The Supreme Court had on 11th January, 2019 upheld the judgment of the Court of Appeal which had slammed a whopping N17 billion damages against Shell for oil spillage in Ejama-Ebubu in Tai Eleme Local Government Area of Rivers State. Shell Petroleum Development Company of Nigeria Ltd, Shell International Petroleum Co. Ltd and Shell International Exploration and Production who are appellants/ applicants had, however, through their team of counsel, led by Chief Wole Olanipekun (SAN) sought to set aside the judgement.
Opposing the application, the respondents, Chief Isaac Agbara and nine others through their lead counsel, Chief Lucius Nwosu (SAN), described Shell’s request as scandalous and an affront to the finality of the Supreme Court. Nwosu, while urging the court to dismiss Shell’s application for lacking in merit, submitted that the Supreme Court would not sit on appeal in its own judgment.
He further argued that the action of the oil giant was a deliberate abuse of court process with a weighty request based on 23 grounds. Nwosu further contended that the Supreme Court by its unanimous judgment of January 11 last year had put an end to the over 30 years old legal tussle on the oil spillage suffered by the respondents and their people in the oil producing region.
Nwosu, however, drew the attention of the apex court panel to a letter of the Supreme Court in which the Chief Justice of Nigeria, Justice Ibrahim Muhammad, while reacting to a clarification to the January 11, 2019 judgment, made it clear that the appeal by Shell Petroleum had become spent.

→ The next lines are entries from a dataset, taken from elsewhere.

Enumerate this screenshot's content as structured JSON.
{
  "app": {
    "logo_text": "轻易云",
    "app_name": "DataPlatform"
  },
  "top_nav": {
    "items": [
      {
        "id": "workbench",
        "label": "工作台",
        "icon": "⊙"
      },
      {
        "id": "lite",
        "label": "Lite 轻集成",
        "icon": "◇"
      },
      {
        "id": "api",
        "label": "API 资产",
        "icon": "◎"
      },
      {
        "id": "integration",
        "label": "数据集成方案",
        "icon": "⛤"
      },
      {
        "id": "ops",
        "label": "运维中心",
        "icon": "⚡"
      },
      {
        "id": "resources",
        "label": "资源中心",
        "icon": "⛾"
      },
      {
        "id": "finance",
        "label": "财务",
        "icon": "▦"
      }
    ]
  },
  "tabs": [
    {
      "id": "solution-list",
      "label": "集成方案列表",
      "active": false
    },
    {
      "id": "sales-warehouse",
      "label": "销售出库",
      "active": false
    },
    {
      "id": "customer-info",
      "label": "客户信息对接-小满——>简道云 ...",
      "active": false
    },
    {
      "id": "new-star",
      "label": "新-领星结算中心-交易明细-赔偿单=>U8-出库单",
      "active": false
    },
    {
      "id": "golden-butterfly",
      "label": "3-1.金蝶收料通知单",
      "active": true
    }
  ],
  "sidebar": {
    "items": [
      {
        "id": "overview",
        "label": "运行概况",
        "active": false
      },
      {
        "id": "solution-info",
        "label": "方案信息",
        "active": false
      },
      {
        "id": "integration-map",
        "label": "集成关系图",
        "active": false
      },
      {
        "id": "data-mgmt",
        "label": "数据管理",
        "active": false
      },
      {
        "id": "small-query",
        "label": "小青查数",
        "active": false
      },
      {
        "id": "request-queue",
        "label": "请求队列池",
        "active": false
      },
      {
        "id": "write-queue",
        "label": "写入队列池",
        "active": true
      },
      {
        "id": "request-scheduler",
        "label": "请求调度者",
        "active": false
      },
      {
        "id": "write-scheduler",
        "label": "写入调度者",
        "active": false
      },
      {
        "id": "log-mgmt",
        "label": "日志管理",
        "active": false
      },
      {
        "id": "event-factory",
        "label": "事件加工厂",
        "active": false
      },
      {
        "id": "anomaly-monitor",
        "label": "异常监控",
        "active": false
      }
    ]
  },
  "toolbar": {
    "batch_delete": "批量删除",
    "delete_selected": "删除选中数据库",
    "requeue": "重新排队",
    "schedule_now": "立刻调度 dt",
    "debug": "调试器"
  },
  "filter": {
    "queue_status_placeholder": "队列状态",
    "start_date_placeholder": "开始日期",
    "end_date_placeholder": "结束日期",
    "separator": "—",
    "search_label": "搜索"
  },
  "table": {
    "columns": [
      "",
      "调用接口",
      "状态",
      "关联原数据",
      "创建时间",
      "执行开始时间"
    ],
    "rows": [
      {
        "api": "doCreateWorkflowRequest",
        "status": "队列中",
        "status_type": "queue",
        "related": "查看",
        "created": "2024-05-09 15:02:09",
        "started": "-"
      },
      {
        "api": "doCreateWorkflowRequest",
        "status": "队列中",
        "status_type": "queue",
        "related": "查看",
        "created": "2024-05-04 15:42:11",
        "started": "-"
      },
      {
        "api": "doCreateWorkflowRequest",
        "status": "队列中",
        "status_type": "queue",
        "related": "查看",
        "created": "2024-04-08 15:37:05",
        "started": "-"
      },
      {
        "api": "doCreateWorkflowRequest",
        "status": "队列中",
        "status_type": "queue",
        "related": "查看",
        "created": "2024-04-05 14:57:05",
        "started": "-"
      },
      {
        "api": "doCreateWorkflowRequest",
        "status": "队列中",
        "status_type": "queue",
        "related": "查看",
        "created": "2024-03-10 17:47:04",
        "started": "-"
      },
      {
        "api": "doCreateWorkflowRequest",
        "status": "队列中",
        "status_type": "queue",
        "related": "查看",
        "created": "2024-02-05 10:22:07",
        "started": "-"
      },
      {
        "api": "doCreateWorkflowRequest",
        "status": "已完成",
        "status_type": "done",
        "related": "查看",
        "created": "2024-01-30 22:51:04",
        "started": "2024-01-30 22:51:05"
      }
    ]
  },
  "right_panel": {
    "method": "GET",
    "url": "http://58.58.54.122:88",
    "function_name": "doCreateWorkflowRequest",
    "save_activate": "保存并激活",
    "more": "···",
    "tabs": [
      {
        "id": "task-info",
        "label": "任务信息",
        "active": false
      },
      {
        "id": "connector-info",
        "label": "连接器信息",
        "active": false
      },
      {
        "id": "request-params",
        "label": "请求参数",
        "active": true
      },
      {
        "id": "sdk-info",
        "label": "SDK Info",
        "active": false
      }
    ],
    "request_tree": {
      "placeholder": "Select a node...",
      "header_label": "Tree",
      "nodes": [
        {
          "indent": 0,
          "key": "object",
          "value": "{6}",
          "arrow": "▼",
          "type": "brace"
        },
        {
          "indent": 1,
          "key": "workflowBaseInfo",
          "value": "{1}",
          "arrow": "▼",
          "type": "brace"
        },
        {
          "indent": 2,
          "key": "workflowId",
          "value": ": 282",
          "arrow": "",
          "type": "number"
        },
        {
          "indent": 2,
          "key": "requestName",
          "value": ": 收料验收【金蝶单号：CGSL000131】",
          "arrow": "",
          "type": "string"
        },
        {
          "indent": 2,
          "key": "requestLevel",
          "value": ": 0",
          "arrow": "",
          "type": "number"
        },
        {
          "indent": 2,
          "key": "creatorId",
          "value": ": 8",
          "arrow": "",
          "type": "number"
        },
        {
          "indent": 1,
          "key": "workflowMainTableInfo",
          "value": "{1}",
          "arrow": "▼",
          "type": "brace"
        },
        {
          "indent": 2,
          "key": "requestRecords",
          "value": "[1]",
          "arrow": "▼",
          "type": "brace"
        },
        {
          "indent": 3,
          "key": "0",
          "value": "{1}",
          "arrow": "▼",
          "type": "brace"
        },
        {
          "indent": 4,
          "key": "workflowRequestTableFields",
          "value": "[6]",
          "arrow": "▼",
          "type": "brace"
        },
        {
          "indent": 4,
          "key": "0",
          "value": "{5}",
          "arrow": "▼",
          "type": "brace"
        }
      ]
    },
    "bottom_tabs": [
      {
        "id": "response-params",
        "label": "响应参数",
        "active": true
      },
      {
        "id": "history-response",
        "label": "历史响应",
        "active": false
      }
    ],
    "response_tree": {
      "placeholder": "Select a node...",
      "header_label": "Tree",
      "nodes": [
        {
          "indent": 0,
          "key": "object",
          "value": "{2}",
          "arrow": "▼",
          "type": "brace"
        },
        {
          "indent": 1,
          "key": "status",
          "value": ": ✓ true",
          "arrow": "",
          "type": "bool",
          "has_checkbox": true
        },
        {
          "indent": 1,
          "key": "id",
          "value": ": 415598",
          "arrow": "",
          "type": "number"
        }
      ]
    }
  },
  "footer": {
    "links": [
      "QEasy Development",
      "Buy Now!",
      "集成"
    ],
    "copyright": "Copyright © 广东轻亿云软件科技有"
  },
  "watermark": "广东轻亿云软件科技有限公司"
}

He further informed the court that the judgment being sought to be set aside by the oil company had already been partly executed with over N1 billion recovered by the respondents, adding that section 235 of the 1999 Constitution makes the Supreme Court a final court in the land and that no appeal can be entertained from the Supreme Court decision.
He, therefore, pleaded with the apex court to reject the invitation by Shell to make the court sit as an appellate court in its own judgment so as not to make the court eat its words.